The Ministry for Housing, Communities and Local Government has produced a White Paper (‘Planning for the Future’) and is seeking consultation on its contents for a period of 12 weeks from 6th August, 2020. Applying to England only it seeks views on “proposals for reform of the planning system in England to streamline and modernise the planning process, improve outcomes on design and sustainability, reform developer contributions and ensure more land is available for development where it is needed.”

Looking at the present planning system put together in 1947 and much altered since, the Prime Minister calls it “outdated and ineffective”. The authors of the White Paper give many reasons for change but identify the fact that the present system is too complex with decisions being made on a case by case basis rather than determined by compliance with clear rules. Importantly, it has lost the public trust: “for example, a recent poll finding that only seven per cent trusted their local council to make decisions about large scale development that will be good for their local area (49 percent and 36 percent said they distrusted developers and local authorities respectively).” The authors complain that there is not enough focus on design and quite simply, not enough homes are being built. What the Paper attempts to do is “rediscover the original mission and purpose of those who sought to improve out homes and streets in late Victorian and early 20th century Britain. That original vision has been buried under layers of legislation and case law.”

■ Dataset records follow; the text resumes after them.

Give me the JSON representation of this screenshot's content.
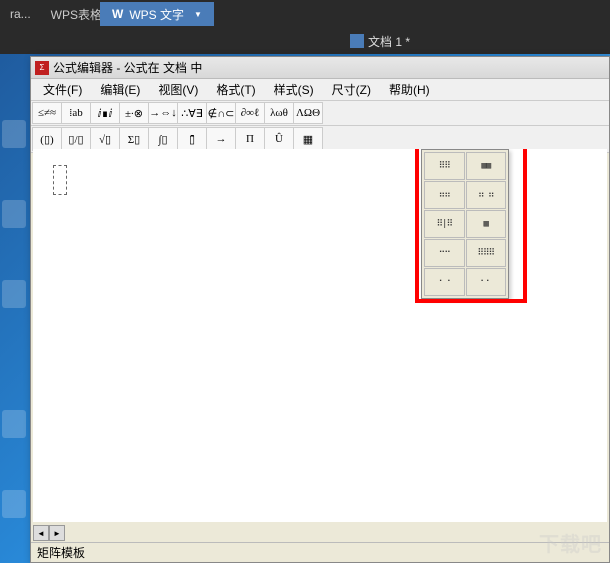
{
  "taskbar": {
    "app_truncated": "ra...",
    "app_name": "WPS表格"
  },
  "wps_tab": {
    "icon": "W",
    "label": "WPS 文字"
  },
  "doc_tab": {
    "name": "文档 1 *"
  },
  "editor": {
    "title": "公式编辑器 - 公式在 文档 中",
    "menus": {
      "file": "文件(F)",
      "edit": "编辑(E)",
      "view": "视图(V)",
      "format": "格式(T)",
      "style": "样式(S)",
      "size": "尺寸(Z)",
      "help": "帮助(H)"
    },
    "toolbar1": {
      "relations": "≤≠≈",
      "spaces": "⁞ab",
      "embellish": "ⅈ∎ⅈ",
      "operators": "±∙⊗",
      "arrows": "→⇔↓",
      "logical": "∴∀∃",
      "set": "∉∩⊂",
      "misc": "∂∞ℓ",
      "greek_lower": "λωθ",
      "greek_upper": "ΛΩΘ"
    },
    "toolbar2": {
      "fence": "(▯)",
      "frac": "▯/▯",
      "root": "√▯",
      "sum": "Σ▯",
      "integral": "∫▯",
      "bar": "▯̄",
      "arrow_over": "→",
      "prod": "Π",
      "hat": "Û",
      "matrix": "▦"
    },
    "matrix_palette": [
      "⠿⠿",
      "▦▦",
      "⠶⠶",
      "⠶ ⠶",
      "⠿|⠿",
      "▦",
      "⠒⠒",
      "⠿⠿⠿",
      "⠂⠐",
      "⠂⠂"
    ],
    "status": "矩阵模板"
  },
  "watermark": "下载吧"
}
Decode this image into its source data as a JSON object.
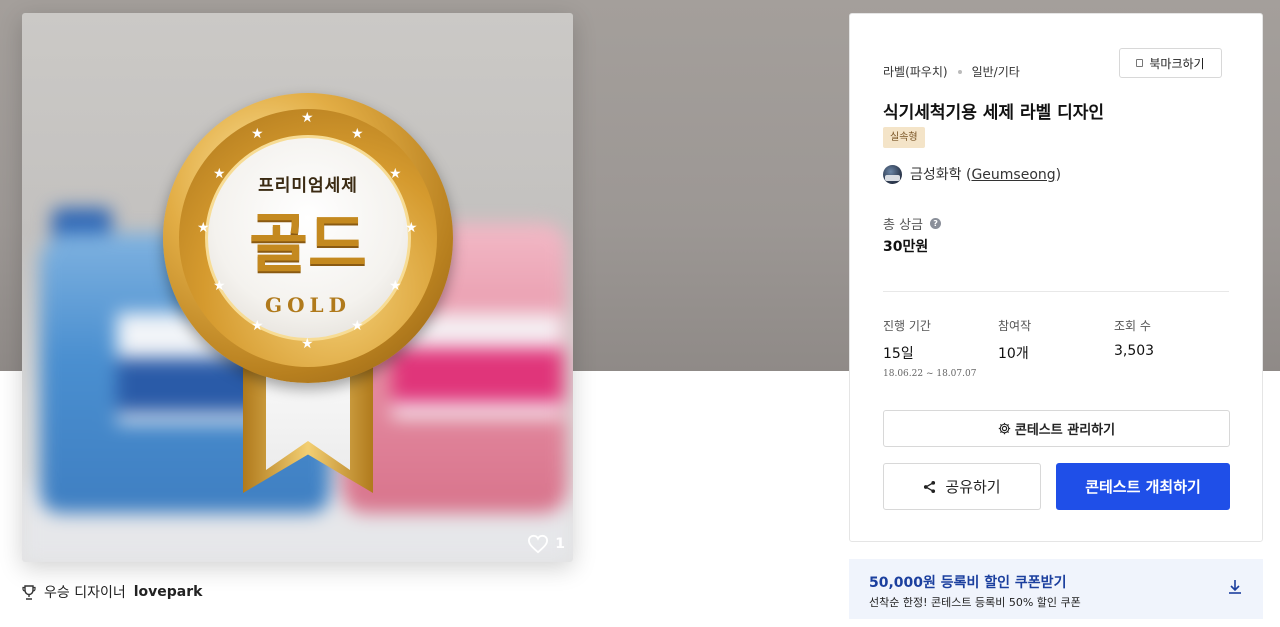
{
  "image": {
    "medal_top_text": "프리미엄세제",
    "medal_big_text": "골드",
    "medal_gold_text": "GOLD",
    "like_count": "1"
  },
  "winner": {
    "prefix": "우승 디자이너",
    "name": "lovepark"
  },
  "card": {
    "category": "라벨(파우치)",
    "subcategory": "일반/기타",
    "bookmark_label": "북마크하기",
    "title": "식기세척기용 세제 라벨 디자인",
    "badge": "실속형",
    "host_name": "금성화학",
    "host_en": "Geumseong",
    "prize_label": "총 상금",
    "prize_value": "30만원",
    "stats": [
      {
        "label": "진행 기간",
        "value": "15일",
        "sub": "18.06.22 ~ 18.07.07"
      },
      {
        "label": "참여작",
        "value": "10개"
      },
      {
        "label": "조회 수",
        "value": "3,503"
      }
    ],
    "manage_label": "콘테스트 관리하기",
    "share_label": "공유하기",
    "host_contest_label": "콘테스트 개최하기"
  },
  "coupon": {
    "title": "50,000원 등록비 할인 쿠폰받기",
    "subtitle": "선착순 한정! 콘테스트 등록비 50% 할인 쿠폰"
  },
  "colors": {
    "primary_button": "#1f4fe8",
    "coupon_bg": "#f0f4fc",
    "coupon_title": "#1b3f9e",
    "badge_bg": "#f4e4c8"
  },
  "icons": [
    "heart-icon",
    "trophy-icon",
    "bookmark-icon",
    "help-icon",
    "gear-icon",
    "share-icon",
    "download-icon"
  ]
}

Concentrating upon local plans, these will place land in three categories: growth areas leading to substantial development, renewal areas suitable for some development and protected areas where development will be restricted. The local plans should be standardised, visual and map-based using digital tools which make it easier for people to understand what is proposed for their area. Decision making should be faster and ensure that development supports efforts to combat climate change and maximise envionmental benefits. A new body to support delivery of design codes across the country is proposed whilst protection of historic buildings and areas will be maintained.

Fine words – it is hoped that what emerges fulfils the authors’ visions.